Parmigiana di melanzane alla napoletana (38° posto, punteggio 4,51): un piatto ricco di sapori, che esalta la semplicità e la bontà degli ingredienti mediterranei.
Linguine allo scoglio (50° posto, punteggio 4,50): un’esplosione di gusto che celebra il connubio tra pasta fresca e frutti di mare freschissimi.
Un primato meritato
Questo riconoscimento non è solo un tributo alla tradizione culinaria di Napoli, ma anche al ruolo che la città riveste come ambasciatrice del gusto italiano nel mondo. L’autenticità dei sapori, la qualità degli ingredienti e la maestria dei suoi artigiani del cibo rendono Napoli unica nel panorama gastronomico internazionale.
Il valore della tradizione
La cucina napoletana è molto più di un insieme di ricette: è una cultura, una storia di generazioni che tramandano segreti e tecniche per preservare il sapore autentico della città. Dai vicoli dei Quartieri Spagnoli ai ristoranti stellati, il cibo di Napoli è un’esperienza che coinvolge tutti i sensi e racconta l’anima di una comunità.
Napoli al centro del turismo gastronomico
Questo primato non farà che accrescere l’attrattiva di Napoli come destinazione di turismo gastronomico.
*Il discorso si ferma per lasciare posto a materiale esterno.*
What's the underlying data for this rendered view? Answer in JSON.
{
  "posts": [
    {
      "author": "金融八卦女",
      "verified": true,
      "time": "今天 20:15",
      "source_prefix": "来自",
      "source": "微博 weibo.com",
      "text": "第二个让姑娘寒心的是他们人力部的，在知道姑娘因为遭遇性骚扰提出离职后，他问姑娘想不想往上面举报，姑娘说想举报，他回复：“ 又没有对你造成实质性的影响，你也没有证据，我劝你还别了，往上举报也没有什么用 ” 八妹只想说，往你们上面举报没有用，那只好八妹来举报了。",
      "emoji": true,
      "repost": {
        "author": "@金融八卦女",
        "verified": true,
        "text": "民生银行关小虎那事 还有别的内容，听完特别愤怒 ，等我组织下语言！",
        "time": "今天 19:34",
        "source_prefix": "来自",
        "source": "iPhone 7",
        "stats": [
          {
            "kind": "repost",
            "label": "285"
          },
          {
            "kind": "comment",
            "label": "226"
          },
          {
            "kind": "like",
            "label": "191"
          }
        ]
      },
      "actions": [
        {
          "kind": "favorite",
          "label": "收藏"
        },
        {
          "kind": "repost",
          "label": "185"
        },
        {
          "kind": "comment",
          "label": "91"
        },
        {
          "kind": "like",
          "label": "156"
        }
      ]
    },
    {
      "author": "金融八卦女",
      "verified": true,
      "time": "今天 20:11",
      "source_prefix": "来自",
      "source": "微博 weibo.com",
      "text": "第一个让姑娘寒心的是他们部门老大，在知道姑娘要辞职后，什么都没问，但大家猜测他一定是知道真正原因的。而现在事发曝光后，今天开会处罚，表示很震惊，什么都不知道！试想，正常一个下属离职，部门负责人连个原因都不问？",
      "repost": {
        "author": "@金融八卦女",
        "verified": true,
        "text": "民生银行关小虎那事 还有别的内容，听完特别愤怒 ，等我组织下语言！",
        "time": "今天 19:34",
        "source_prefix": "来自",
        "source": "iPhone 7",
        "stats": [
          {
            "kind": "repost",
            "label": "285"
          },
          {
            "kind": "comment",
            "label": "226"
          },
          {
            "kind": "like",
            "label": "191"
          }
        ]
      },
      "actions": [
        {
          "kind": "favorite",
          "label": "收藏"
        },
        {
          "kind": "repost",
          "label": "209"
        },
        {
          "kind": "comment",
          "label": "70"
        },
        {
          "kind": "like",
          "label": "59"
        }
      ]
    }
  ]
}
I visitatori di tutto il mondo avranno un motivo in più per immergersi nella città del Vesuvio, esplorando non solo la cucina, ma anche le sue bellezze artistiche, storiche e paesaggistiche.
Napoli non è solo una città, è una tavola imbandita che aspetta di essere scoperta e amata da chiunque desideri vivere un’esperienza indimenticabile.